Objective: We describe levels of social, cultural, and economic capital in people with dementia at baseline and
levels of social and cultural capital 12 and 24 months later. We identify groups of people with dementia having
different combinations of capital and explore whether the identified groups differ in personal characteristics at
baseline and in quality of life (QoL), satisfaction with life (SwL), and well-being over time.

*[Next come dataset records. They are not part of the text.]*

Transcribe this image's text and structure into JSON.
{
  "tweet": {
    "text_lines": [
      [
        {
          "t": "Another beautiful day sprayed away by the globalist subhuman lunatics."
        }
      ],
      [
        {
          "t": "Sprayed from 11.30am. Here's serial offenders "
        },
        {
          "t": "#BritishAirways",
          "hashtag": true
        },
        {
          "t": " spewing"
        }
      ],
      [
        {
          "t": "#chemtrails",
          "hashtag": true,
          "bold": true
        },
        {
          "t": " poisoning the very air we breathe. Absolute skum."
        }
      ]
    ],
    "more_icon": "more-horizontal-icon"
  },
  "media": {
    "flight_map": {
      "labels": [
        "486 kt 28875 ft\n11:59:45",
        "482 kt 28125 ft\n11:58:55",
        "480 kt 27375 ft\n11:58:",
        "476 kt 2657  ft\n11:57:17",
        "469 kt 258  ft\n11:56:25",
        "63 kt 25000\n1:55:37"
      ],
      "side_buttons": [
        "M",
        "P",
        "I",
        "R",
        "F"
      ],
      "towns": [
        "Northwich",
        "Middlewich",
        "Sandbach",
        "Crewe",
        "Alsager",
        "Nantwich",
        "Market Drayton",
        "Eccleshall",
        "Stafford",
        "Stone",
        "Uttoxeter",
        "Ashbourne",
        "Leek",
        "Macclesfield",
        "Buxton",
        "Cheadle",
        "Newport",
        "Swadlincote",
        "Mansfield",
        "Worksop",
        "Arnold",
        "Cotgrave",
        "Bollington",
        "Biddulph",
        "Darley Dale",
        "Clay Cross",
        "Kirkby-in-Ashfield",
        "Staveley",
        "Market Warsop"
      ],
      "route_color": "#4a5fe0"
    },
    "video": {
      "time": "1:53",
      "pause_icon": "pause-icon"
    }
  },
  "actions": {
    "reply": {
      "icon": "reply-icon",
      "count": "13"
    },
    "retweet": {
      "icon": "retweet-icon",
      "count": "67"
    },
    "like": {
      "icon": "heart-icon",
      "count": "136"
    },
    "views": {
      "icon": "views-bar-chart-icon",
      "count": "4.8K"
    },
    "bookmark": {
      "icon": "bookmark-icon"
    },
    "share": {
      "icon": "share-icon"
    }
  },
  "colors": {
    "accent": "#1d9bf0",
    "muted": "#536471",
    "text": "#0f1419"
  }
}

Method: Baseline, 12-months, and 24-months data from 1537 people with dementia (age, mean = 76.4 years; SD
= 8.5; Alzheimer’s Disease = 55.4%) enrolled in the IDEAL cohort were analyzed. Social (interactions with
friends, civic participation, social participation, neighborhood trust, social network), cultural (education, cultural participation) and economic (annual income) capital, QoL, SwL, well-being, and personal characteristics
were assessed.

Results: Compared to people their age, people with dementia reported slightly lower frequency of interactions
with friends, social networks and social support, civic and cultural participation, education, and annual income.
However, social engagement, cultural participation, and annual income are low among British older adults.
Latent profile analysis identified four groups that, based on their levels of social, cultural, and economic capital
were named socially and economically privileged (18.0% of participants); financially secure (21.0% of participants);
low capital (36.9% of participants); and very low capital (24.1% of participants). Latent growth curve models
showed that over time QoL, SwL, and well-being remained largely stable for all groups. Compared to the low
capital group, the socially and economically privileged and financially secure groups had higher QoL and well-being
whereas the group with very low capital had poorer QoL, SwL, and well-being.
Conclusions: New policies and efforts from the government, philanthropic foundations, the voluntary and primary
care sectors are needed to address social, cultural, and economic disadvantage among people with dementia.